LE DISPARITA’ REGIONALI – Regioni come Emilia Romagna, Veneto, Piemonte e Toscana non offrono ai pazienti la possibilità della terapia domiciliare. “In queste regioni è mancata la volontà di aderire al progetto sostenuto dall’industria e non è stata offerta ai pazienti alcuna alternativa. Sono quindi costretti a effettuare la terapia in ospedale, nonostante la domiciliare sia un modello clinico sicuro, rigoroso e di successo.”
Risiedere in queste regioni, pur molto avanzate per altri settori clinici, è dunque un ulteriore dramma che si aggiunge al vivere una malattia così rara e disabilitante. Ce ne ha parlato anche la signora Angela Betti, che aveva iniziato il programma di terapia domiciliare in Toscana che è stato poi sospeso, senza fornirle motivazioni né alternative.
IL CASO – “La diagnosi di malattia di Fabry è arrivata a 48 anni, non sapevo di essere portatrice sana della patologia. L’ho scoperto in seguito alla morte di mio nipote per un ictus giovanile, aveva la Fabry e tutta la famiglia è stata sottoposta a indagine genetica. Così sia io che mia sorella abbiamo iniziato la terapia sostitutiva per prevenire i danni della malattia: ogni 15 giorni dovevamo fare 50 chilometri, per recarci a Firenze e passare qualche ora in day hospital per infusione e monitoraggio. Nonostante la precisione e la puntualità di medici einfermieri si tratta sempre di due giorni al mese passati in ospedale. Quando mi hanno proposto la possibilità della terapia domiciliare ho accettato con grande piacere.”
Angela ha quindi potuto sperimentare la terapia a domicilio con grande soddisfazione, durata però solo pochi mesi. “Ho iniziato la domiciliare a novembre 2011, ma a giugno 2012, da un giorno all’altro, mi hanno avvisata che la Regione Toscana ha deciso di interrompere il servizio.” A nulla sono valse le richieste dei pazienti toscani, il programma di assistenza domiciliare (ADI) della Regione Toscana non è stato in grado di farsi carico della somministrazione a domicilio quindi Angela è tornata in ospedale.

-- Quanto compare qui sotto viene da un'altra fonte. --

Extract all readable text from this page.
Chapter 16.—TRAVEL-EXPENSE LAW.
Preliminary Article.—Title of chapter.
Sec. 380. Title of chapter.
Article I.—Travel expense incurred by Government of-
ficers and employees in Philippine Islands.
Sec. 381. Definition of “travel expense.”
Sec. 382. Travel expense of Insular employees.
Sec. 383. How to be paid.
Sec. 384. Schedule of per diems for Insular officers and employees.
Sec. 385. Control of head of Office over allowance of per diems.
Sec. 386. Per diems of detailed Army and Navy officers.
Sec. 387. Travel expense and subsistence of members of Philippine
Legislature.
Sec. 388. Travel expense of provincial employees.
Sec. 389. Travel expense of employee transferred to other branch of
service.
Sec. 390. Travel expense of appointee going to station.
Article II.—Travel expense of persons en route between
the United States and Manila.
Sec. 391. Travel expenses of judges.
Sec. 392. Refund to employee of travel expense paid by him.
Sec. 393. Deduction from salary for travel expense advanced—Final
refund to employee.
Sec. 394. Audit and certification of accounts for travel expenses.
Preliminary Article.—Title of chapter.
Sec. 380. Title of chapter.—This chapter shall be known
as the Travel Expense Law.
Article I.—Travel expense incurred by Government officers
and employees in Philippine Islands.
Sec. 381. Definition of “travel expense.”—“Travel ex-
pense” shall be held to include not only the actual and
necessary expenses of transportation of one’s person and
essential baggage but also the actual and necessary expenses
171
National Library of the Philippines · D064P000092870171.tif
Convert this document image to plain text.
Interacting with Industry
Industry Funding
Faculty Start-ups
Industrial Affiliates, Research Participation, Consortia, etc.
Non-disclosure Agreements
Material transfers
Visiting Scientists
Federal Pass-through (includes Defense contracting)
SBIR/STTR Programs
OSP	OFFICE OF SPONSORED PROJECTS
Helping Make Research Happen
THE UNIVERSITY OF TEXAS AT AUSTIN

I PAZIENTI PRIMA DI TUTTO – “Migliorare la qualità della vita dei pazienti dovrebbe essere il primo obiettivo del SSN. – spiega Flavio Bertoglio, presidente della Consulta Nazionale delle Malattie Rare (CNdMR) e dell’associazione AIMPS (Associazione Italiana Mucopolisaccaridosi e Malattie Affini) – Con l’Home Therapy peraltro il Sistema Sanitario non ha che da risparmiare. Il modello di terapia domiciliare creato per le lisosomiali dovrebbe essere applicato a tutte le patologie possibili, non certo rifiutato. L’immotivato diniego di alcune regioni ci lascia alquanto perplessi, speriamo di poter andare in fondo alla questione quanto prima.”
“Mi preme inoltre ricordare – conclude Bertoglio – che in Italia i problemi sono molti: non tutte le regioni garantiscono un adeguato screening neonatale, per riconoscere e curare tempestivamente le malattie rare. Inoltre siamo ancora in attesa dell’aggiornamento dell’elenco delle 109 patologie rare, del PNMR (il Piano Nazionale Malattie Rare) e dei LEA, strumento che dovrebbe tutelare i cittadini più fragili.”